Tromping into the house after working the horses, I threw my sweaty hat onto the counter and popped my head around the door of the Living room. Lesley was sitting with her feet propped up on the couch, her laptop sitting on her lap typing. Mila was lying on the floor drawing on a piece of paper with a pink crayon and talking into a toy phone which kept falling off her shoulder. Swooping in, I picked up Mila and swung her up onto my hip.

“What are you doing?”

Looking up almost guiltily, Lesley closed the lid of the laptop. “Just chatting online, how did they do?”

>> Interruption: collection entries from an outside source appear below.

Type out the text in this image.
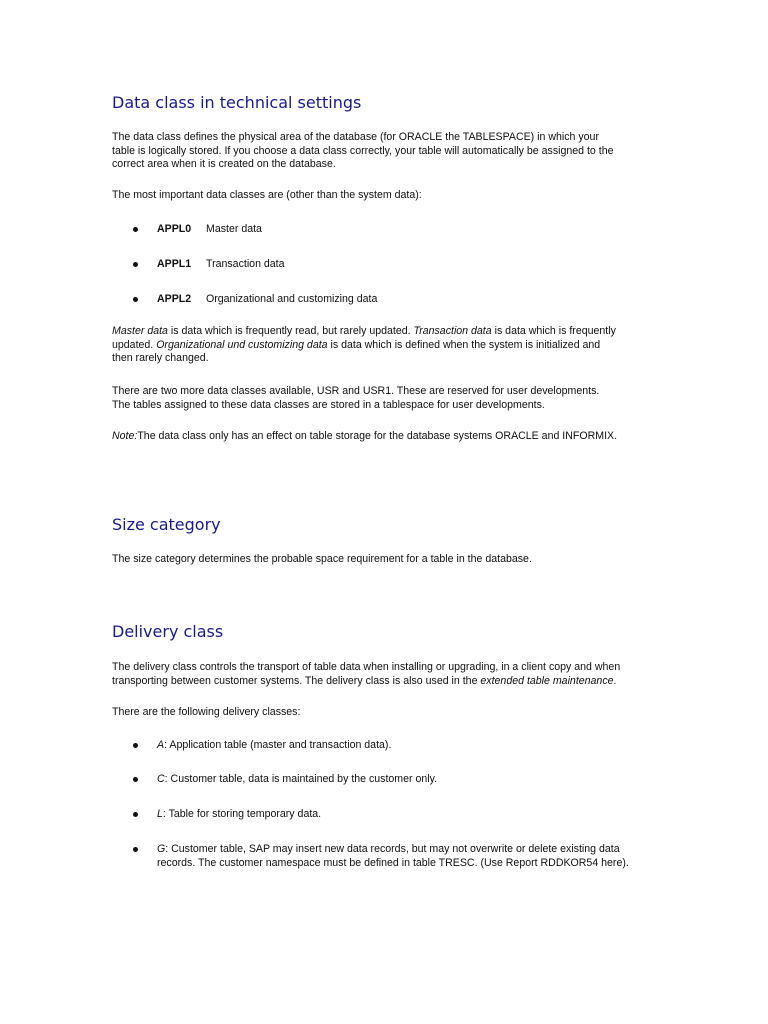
Data class in technical settings
The data class defines the physical area of the database (for ORACLE the TABLESPACE) in which your
table is logically stored. If you choose a data class correctly, your table will automatically be assigned to the
correct area when it is created on the database.
The most important data classes are (other than the system data):
APPL0 Master data
APPL1 Transaction data
APPL2 Organizational and customizing data
Master data is data which is frequently read, but rarely updated. Transaction data is data which is frequently
updated. Organizational und customizing data is data which is defined when the system is initialized and
then rarely changed.
There are two more data classes available, USR and USR1. These are reserved for user developments.
The tables assigned to these data classes are stored in a tablespace for user developments.
Note:The data class only has an effect on table storage for the database systems ORACLE and INFORMIX.
Size category
The size category determines the probable space requirement for a table in the database.
Delivery class
The delivery class controls the transport of table data when installing or upgrading, in a client copy and when
transporting between customer systems. The delivery class is also used in the extended table maintenance.
There are the following delivery classes:
A: Application table (master and transaction data).
C: Customer table, data is maintained by the customer only.
L: Table for storing temporary data.
G: Customer table, SAP may insert new data records, but may not overwrite or delete existing data records. The customer namespace must be defined in table TRESC. (Use Report RDDKOR54 here).
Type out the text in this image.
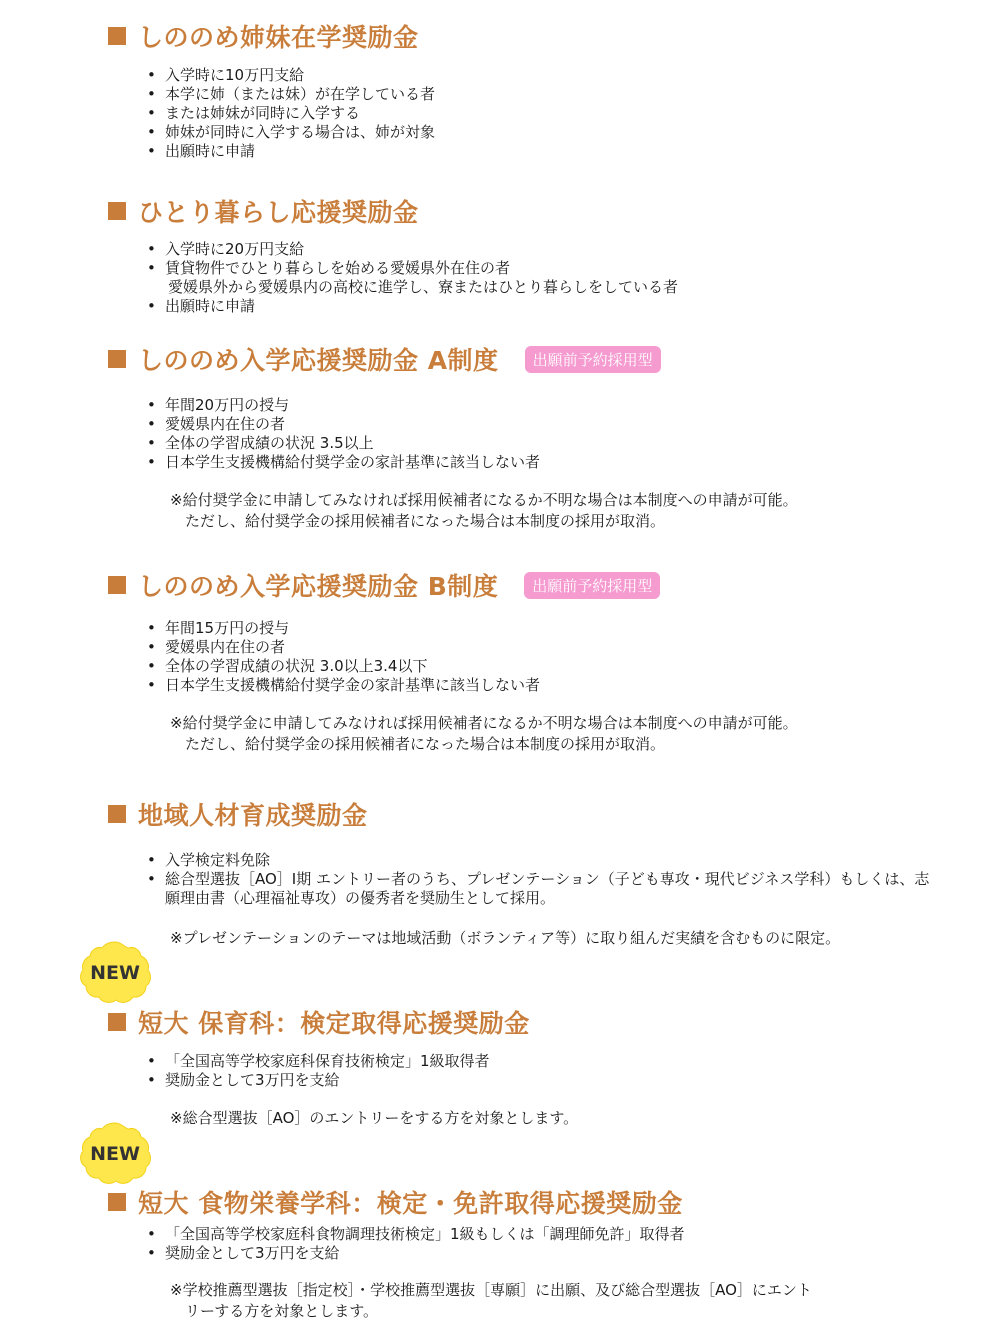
しののめ姉妹在学奨励金
• 入学時に10万円支給
• 本学に姉（または妹）が在学している者
• または姉妹が同時に入学する
• 姉妹が同時に入学する場合は、姉が対象
• 出願時に申請
ひとり暮らし応援奨励金
• 入学時に20万円支給
• 賃貸物件でひとり暮らしを始める愛媛県外在住の者
愛媛県外から愛媛県内の高校に進学し、寮またはひとり暮らしをしている者
• 出願時に申請
しののめ入学応援奨励金 A制度	出願前予約採用型
• 年間20万円の授与
• 愛媛県内在住の者
• 全体の学習成績の状況 3.5以上
• 日本学生支援機構給付奨学金の家計基準に該当しない者
※給付奨学金に申請してみなければ採用候補者になるか不明な場合は本制度への申請が可能。
　ただし、給付奨学金の採用候補者になった場合は本制度の採用が取消。
しののめ入学応援奨励金 B制度	出願前予約採用型
• 年間15万円の授与
• 愛媛県内在住の者
• 全体の学習成績の状況 3.0以上3.4以下
• 日本学生支援機構給付奨学金の家計基準に該当しない者
※給付奨学金に申請してみなければ採用候補者になるか不明な場合は本制度への申請が可能。
　ただし、給付奨学金の採用候補者になった場合は本制度の採用が取消。
地域人材育成奨励金
• 入学検定料免除
• 総合型選抜［AO］Ⅰ期 エントリー者のうち、プレゼンテーション（子ども専攻・現代ビジネス学科）もしくは、志願理由書（心理福祉専攻）の優秀者を奨励生として採用。
※プレゼンテーションのテーマは地域活動（ボランティア等）に取り組んだ実績を含むものに限定。
NEW
短大 保育科：検定取得応援奨励金
• 「全国高等学校家庭科保育技術検定」1級取得者
• 奨励金として3万円を支給
※総合型選抜［AO］のエントリーをする方を対象とします。
NEW
短大 食物栄養学科：検定・免許取得応援奨励金
• 「全国高等学校家庭科食物調理技術検定」1級もしくは「調理師免許」取得者
• 奨励金として3万円を支給
※学校推薦型選抜［指定校］・学校推薦型選抜［専願］に出願、及び総合型選抜［AO］にエント
　リーする方を対象とします。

Noting her change of subject, I let it slide and said. “They did good; I wish I had someone who could help me work them both together, Dancer always pays better attention when he is trying to outdo another horse. Anyway I’m going to take a shower then we are going to go into town, I figured maybe we could take Mila to a movie or something. You’ve been cooped up in the house forever.”

Lesley seemed about to protest, but thought better of it. When Chad was still alive she had loved going into town, Lesley was a very friendly person and she thrived in busyness. I was more reserved and since I almost never had time, I never thought about how much she probably missed her social life. Her laptop and our elderly neighbor’s bible study were the only ties to the outside world she had.

Twenty minutes later we were driving down the road toward town, the windows rolled down and the radio blaring. At first Lesley was tense. Sometimes, going out into public with her wheelchair was hard, because her injuries were invisible and people made assumptions. Usually they kept their opinions to themselves but other times they would state their opinion to their friends just loud enough for her to hear. When this happened Lesley had been hurt badly sometimes to the point of tears. I didn’t blame her for being tense, but I was determined not to let anything like that happen this time.